Vaut-il mieux rééduquer articulation par articulation ou entraîner le mouvement à partir de la distalité sur le modèle des robots end-effector ? Les spécialistes sont unanimes, la question scientifique reste ouverte. « Il y a un vrai problème de concept de la marche, explique Isabelle Laffont. Aujourd'hui, il n'y a pas d'argument physiologique pour dire qu'une méthode est meilleure que l'autre ».

La spécialiste de Montpellier suggère une complémentarité dans les indications. « À mon sens, il faut beaucoup affiner les indications, développe-t-elle. À un moment donné, un patient pourra relever d'une rééducation articulation par articulation, pour un autre et/ou à un autre moment, une rééducation end-effector sera plus adaptée. » La rééducation des membres inférieurs pourrait bénéficier du développement du mode actif aidé, estime Agnès Roby-Brami. « Aujourd'hui, l'exosquelette des membres inférieurs porte l'individu sans se préoccuper des mouvements résiduels », relève-t-elle. 

Pour Isabelle Laffont, les jeux vidéo associés à la robotique n'en sont qu'à leurs balbutiements. « Il y a tout un champ de recherche à investir, explique-t-elle. Les jeux vidéo doivent être intelligents et adaptatifs. Il y a beaucoup à attendre avec l'évolution des technologies. Je suis très confiante ».

La commande de l'exosquelette est un gros point de recherche. « Il y a encore beaucoup à faire sur la commande qui s'adapte, estime Agnès Roby-Brami. À cet égard, le travail de Wandercraft est très intéressant, c'est une percée importante ».

Au Japon, l'exosquelette HAL est commandé via un enregistrement de l'activité des muscles par EMG. Dans le cadre des interfaces cerveau-machine pour les tétraplégiques, la commande cérébrale peut se faire à l'aide de l'EEG, « la personne doit apprendre à produire un état mental qui peut être reconnu par l'interface, par exemple penser à un carré rouge. Cela demande un énorme effort de concentration », explique Agnès Roby-Brami. 

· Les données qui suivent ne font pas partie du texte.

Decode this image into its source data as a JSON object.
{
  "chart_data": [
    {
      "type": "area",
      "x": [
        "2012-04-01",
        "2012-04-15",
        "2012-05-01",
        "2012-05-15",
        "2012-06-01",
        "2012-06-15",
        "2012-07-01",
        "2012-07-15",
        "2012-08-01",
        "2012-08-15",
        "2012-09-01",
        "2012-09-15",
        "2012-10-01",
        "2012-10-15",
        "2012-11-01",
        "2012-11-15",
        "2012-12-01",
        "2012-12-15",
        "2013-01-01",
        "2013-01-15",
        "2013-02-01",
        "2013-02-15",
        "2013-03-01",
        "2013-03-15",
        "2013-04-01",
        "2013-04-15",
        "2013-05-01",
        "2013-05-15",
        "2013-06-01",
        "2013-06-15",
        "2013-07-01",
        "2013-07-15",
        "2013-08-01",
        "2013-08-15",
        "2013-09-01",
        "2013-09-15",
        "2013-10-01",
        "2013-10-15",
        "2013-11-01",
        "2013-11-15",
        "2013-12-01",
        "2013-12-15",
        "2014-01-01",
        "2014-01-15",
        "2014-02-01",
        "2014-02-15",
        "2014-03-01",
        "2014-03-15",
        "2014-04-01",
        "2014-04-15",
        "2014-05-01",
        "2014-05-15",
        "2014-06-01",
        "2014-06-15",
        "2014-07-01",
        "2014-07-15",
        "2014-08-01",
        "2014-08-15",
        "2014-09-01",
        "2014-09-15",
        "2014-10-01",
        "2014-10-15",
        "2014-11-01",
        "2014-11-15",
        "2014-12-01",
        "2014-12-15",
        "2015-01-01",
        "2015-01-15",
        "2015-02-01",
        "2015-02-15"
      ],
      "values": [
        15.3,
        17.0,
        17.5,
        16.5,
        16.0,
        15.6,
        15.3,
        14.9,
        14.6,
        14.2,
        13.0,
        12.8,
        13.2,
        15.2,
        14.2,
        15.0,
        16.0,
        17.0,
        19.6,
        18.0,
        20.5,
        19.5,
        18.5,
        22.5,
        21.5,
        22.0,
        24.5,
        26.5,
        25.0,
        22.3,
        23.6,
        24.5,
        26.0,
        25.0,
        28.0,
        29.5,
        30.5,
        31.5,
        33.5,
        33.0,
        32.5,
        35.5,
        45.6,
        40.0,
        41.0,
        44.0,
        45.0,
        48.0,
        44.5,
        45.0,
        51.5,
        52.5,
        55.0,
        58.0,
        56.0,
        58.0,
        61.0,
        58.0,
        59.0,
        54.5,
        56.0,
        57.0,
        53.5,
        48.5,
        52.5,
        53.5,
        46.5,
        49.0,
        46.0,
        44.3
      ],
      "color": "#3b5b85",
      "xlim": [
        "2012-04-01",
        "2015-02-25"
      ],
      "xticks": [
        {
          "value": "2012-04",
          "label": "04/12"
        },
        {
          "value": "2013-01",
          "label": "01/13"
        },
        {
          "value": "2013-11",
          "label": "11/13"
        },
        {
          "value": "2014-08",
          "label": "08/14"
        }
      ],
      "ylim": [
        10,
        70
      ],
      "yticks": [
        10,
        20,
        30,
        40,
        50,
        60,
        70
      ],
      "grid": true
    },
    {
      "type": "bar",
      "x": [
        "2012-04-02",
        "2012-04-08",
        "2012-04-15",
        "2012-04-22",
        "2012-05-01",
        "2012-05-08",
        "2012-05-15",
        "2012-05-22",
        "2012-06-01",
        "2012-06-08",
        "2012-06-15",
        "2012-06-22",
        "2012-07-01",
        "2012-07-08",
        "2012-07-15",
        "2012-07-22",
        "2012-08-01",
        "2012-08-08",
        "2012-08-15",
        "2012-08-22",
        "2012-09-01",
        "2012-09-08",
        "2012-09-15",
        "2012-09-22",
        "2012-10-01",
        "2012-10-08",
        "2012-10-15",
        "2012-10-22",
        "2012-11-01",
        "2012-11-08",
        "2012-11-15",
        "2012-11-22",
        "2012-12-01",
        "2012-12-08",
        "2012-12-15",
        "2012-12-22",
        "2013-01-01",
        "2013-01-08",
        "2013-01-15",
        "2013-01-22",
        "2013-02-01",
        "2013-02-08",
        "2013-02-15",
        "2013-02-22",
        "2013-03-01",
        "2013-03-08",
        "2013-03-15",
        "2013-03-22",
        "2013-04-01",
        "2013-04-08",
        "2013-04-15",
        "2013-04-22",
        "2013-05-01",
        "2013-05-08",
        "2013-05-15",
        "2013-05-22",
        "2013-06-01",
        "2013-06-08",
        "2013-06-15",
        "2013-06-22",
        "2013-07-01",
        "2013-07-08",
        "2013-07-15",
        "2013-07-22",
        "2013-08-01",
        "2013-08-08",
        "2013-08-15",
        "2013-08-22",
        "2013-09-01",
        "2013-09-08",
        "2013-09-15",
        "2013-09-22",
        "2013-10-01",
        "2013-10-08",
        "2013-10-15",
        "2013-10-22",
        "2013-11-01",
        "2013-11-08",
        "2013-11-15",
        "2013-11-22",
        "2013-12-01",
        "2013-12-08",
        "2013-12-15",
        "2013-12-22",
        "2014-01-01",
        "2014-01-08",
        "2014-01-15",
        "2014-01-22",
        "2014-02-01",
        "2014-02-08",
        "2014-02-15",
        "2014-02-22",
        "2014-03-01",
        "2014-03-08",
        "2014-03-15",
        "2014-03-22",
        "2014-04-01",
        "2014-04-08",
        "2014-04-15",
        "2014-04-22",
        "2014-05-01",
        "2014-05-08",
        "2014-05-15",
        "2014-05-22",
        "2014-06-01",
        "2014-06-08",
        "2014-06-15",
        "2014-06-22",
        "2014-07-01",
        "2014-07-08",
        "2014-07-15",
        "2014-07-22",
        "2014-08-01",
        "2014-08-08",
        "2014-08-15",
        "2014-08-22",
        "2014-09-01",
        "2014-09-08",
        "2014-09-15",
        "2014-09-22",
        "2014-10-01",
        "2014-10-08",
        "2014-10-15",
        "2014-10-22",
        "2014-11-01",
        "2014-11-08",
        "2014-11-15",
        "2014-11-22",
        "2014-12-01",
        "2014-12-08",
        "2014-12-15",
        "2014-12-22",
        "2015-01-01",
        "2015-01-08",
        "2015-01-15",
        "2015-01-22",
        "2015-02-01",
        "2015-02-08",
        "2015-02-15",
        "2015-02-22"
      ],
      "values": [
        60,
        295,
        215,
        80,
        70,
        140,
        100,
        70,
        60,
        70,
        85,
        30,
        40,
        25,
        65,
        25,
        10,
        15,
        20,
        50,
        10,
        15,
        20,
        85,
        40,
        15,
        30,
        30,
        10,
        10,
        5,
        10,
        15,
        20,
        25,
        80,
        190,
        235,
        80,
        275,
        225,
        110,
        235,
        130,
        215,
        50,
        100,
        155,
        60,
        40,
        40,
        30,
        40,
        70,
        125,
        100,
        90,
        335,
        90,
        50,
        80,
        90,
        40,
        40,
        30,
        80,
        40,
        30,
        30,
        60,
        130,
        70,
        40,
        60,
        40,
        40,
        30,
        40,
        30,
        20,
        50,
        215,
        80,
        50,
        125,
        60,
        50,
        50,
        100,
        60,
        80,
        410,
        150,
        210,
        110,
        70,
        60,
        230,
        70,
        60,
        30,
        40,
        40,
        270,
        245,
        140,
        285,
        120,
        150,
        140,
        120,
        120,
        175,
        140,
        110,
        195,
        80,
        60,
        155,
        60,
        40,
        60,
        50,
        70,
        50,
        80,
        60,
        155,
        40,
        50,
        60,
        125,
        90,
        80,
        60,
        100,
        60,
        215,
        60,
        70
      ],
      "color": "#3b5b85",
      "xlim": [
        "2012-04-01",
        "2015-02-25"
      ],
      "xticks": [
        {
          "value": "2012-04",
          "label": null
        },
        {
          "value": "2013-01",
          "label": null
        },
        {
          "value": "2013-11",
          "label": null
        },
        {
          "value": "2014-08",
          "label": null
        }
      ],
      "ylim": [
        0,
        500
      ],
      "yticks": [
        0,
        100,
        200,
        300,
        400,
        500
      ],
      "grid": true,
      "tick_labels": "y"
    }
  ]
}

Pour la commande par électrodes cérébrales, comme celle développée par le CEA-Clinatec, « elle est plus précise mais invasive », estime la chercheuse de l'ISIR. Des pistes moins agressives peuvent être exploitées, « par exemple la récupération par accéléromètre de signaux de mouvement chez le tétraplégique, comme l'inflexion du tronc, le clignement des yeux, le souffle », indique Agnès Roby-Brami.

L'avancée des neurosciences va sans doute apporter des réponses. « La démarche n'a pas été assez scientifique, analyse Olivier Rémy-Néris. Plutôt qu'avoir des idées sur le tas et les tester, il faudrait revenir à une modélisation animale ». Abderrahmane Keddar, chercheur au LIRMM, va même plus loin : « Il faudrait repenser le problème autrement avec les connaissances acquises sur la marche et la plasticité cérébrale et aller vers l'exploration de nouvelles pistes, par exemple motoriser le squelette ou utiliser les cellules souches ».